Local and state health departments have been devastated with the reduction in financing during this recession. They have lost 15-25% of their personnel, had to reduce or eliminate 33% of their programs, and have had significant morale problems. They are asked to perform almost all of the functions they were doing before 2008 with many fewer resources. This impacts vaccination rates and surveillance capabilities.

It’s always difficult to point the finger at one fiscal cut and say “that caused this infant’s death.” That’s because people don’t attribute the same kind of cause and effect from indistinct dollars (even if guided to certain programs) and unidentified lives in the community. But there are plenty of philosophical reasons to claim that there is no difference between identified and unidentified lives when it comes to health care expenditures. (Harvard’s Program in Ethics and Health had a 2-day conference on this topic last month.)

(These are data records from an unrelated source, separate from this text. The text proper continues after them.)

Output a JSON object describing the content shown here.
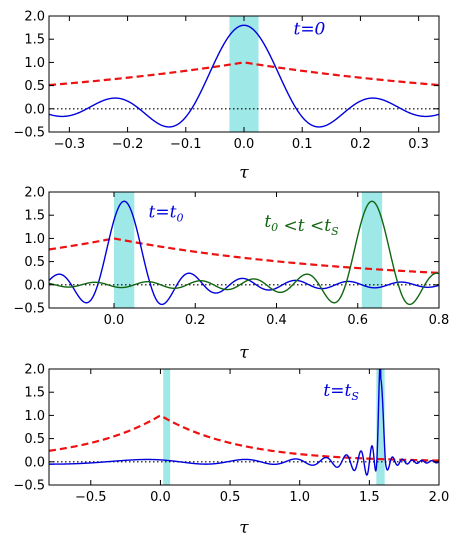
{
  "chart_data": [
    {
      "type": "line",
      "xlabel": "τ",
      "xlim": [
        -0.335,
        0.335
      ],
      "ylim": [
        -0.5,
        2.0
      ],
      "xticks": [
        -0.3,
        -0.2,
        -0.1,
        0.0,
        0.1,
        0.2,
        0.3
      ],
      "xtick_labels": [
        "−0.3",
        "−0.2",
        "−0.1",
        "0.0",
        "0.1",
        "0.2",
        "0.3"
      ],
      "yticks": [
        -0.5,
        0.0,
        0.5,
        1.0,
        1.5,
        2.0
      ],
      "ytick_labels": [
        "−0.5",
        "0.0",
        "0.5",
        "1.0",
        "1.5",
        "2.0"
      ],
      "zero_line": "black-dotted",
      "highlight_bands": [
        {
          "x0": -0.025,
          "x1": 0.025,
          "color": "#7fe0e0"
        }
      ],
      "envelope": {
        "style": "red-dashed",
        "color": "#ee1111",
        "peak_x": 0.0,
        "peak_y": 1.0,
        "decay_rate": 2.0
      },
      "series": [
        {
          "color": "#0000dd",
          "kind": "sinc",
          "center": 0.0,
          "amplitude": 1.8,
          "half_width": 0.09
        }
      ],
      "annotations": [
        {
          "text": "t=0",
          "parts": [
            [
              "t",
              ""
            ],
            [
              "=0",
              ""
            ]
          ],
          "color": "#0000dd",
          "x": 0.085,
          "y": 1.6
        }
      ]
    },
    {
      "type": "line",
      "xlabel": "τ",
      "xlim": [
        -0.16,
        0.8
      ],
      "ylim": [
        -0.5,
        2.0
      ],
      "xticks": [
        0.0,
        0.2,
        0.4,
        0.6,
        0.8
      ],
      "xtick_labels": [
        "0.0",
        "0.2",
        "0.4",
        "0.6",
        "0.8"
      ],
      "yticks": [
        -0.5,
        0.0,
        0.5,
        1.0,
        1.5,
        2.0
      ],
      "ytick_labels": [
        "−0.5",
        "0.0",
        "0.5",
        "1.0",
        "1.5",
        "2.0"
      ],
      "zero_line": "black-dotted",
      "highlight_bands": [
        {
          "x0": 0.0,
          "x1": 0.05,
          "color": "#7fe0e0"
        },
        {
          "x0": 0.61,
          "x1": 0.66,
          "color": "#7fe0e0"
        }
      ],
      "envelope": {
        "style": "red-dashed",
        "color": "#ee1111",
        "peak_x": 0.0,
        "peak_y": 1.0,
        "decay_rate": 1.7
      },
      "series": [
        {
          "color": "#0000dd",
          "kind": "chirp",
          "center": 0.025,
          "amplitude": 1.8,
          "half_width": 0.065
        },
        {
          "color": "#116611",
          "kind": "chirp",
          "center": 0.635,
          "amplitude": 1.8,
          "half_width": 0.065
        }
      ],
      "annotations": [
        {
          "text": "t=t0",
          "parts": [
            [
              "t=t",
              ""
            ],
            [
              "0",
              "sub"
            ]
          ],
          "color": "#0000dd",
          "x": 0.085,
          "y": 1.45
        },
        {
          "text": "t0 <t<tS",
          "parts": [
            [
              "t",
              ""
            ],
            [
              "0",
              "sub"
            ],
            [
              " <t <t",
              ""
            ],
            [
              "S",
              "sub"
            ]
          ],
          "color": "#116611",
          "x": 0.37,
          "y": 1.25
        }
      ]
    },
    {
      "type": "line",
      "xlabel": "τ",
      "xlim": [
        -0.8,
        2.0
      ],
      "ylim": [
        -0.5,
        2.0
      ],
      "xticks": [
        -0.5,
        0.0,
        0.5,
        1.0,
        1.5,
        2.0
      ],
      "xtick_labels": [
        "−0.5",
        "0.0",
        "0.5",
        "1.0",
        "1.5",
        "2.0"
      ],
      "yticks": [
        -0.5,
        0.0,
        0.5,
        1.0,
        1.5,
        2.0
      ],
      "ytick_labels": [
        "−0.5",
        "0.0",
        "0.5",
        "1.0",
        "1.5",
        "2.0"
      ],
      "zero_line": "black-dotted",
      "highlight_bands": [
        {
          "x0": 0.02,
          "x1": 0.07,
          "color": "#7fe0e0"
        },
        {
          "x0": 1.55,
          "x1": 1.61,
          "color": "#7fe0e0"
        }
      ],
      "envelope": {
        "style": "red-dashed",
        "color": "#ee1111",
        "peak_x": 0.0,
        "peak_y": 1.0,
        "decay_rate": 1.8
      },
      "series": [
        {
          "color": "#0000dd",
          "kind": "chirp-far",
          "center": 1.58,
          "amplitude": 1.8,
          "half_width": 0.035
        }
      ],
      "annotations": [
        {
          "text": "t=tS",
          "parts": [
            [
              "t=t",
              ""
            ],
            [
              "S",
              "sub"
            ]
          ],
          "color": "#0000dd",
          "x": 1.17,
          "y": 1.42
        }
      ]
    }
  ]
}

But politicians who self-righteously defend program cuts while simultaneously decrying the ineffectiveness of our health care system or public health system are as culpable as freeloading parents who don’t get their children vaccinated, or adults who aren’t re-vaccinated. And now they want to do it again: cutting the Prevention and Public Health Trust Fund to reduce interest rates on college loans.

What about you – are you up-to-date on your booster shot for tetanus, diphtheria, and pertusis? If you are over 60 have you gotten your shingles and pneumococcal vaccines?

    Addendum

:
A couple of days after I first posted this item it came to light that the state of Washington declared a pertussis epidemic on April 3rd. Over 1280 cases have been reported as of May 11. The governor of WA “announced the state is putting $90,000 into a public awareness campaign and diverting some federal money to pay for 27,000 doses of vaccine.” Where was the governor in preventing the epidemic in the first place? This gets back to the old question: “Prevention vs. Treatment: What’s the right balance?” Unfortunately, this is another example of prevention not getting its due when it could have been more effective – before the epidemic occurred.

Second addendum:
See the NY Times article today about this outbreak. Here’s the particularly relevant paragraph:

Here in Skagit County, about an hour’s drive north of Seattle — the hardest-hit corner of the state, based on pertussis cases per capita — the local Public Health Department has half the staff it did in 2008. Preventive care programs, intended to keep people healthy, are mostly gone.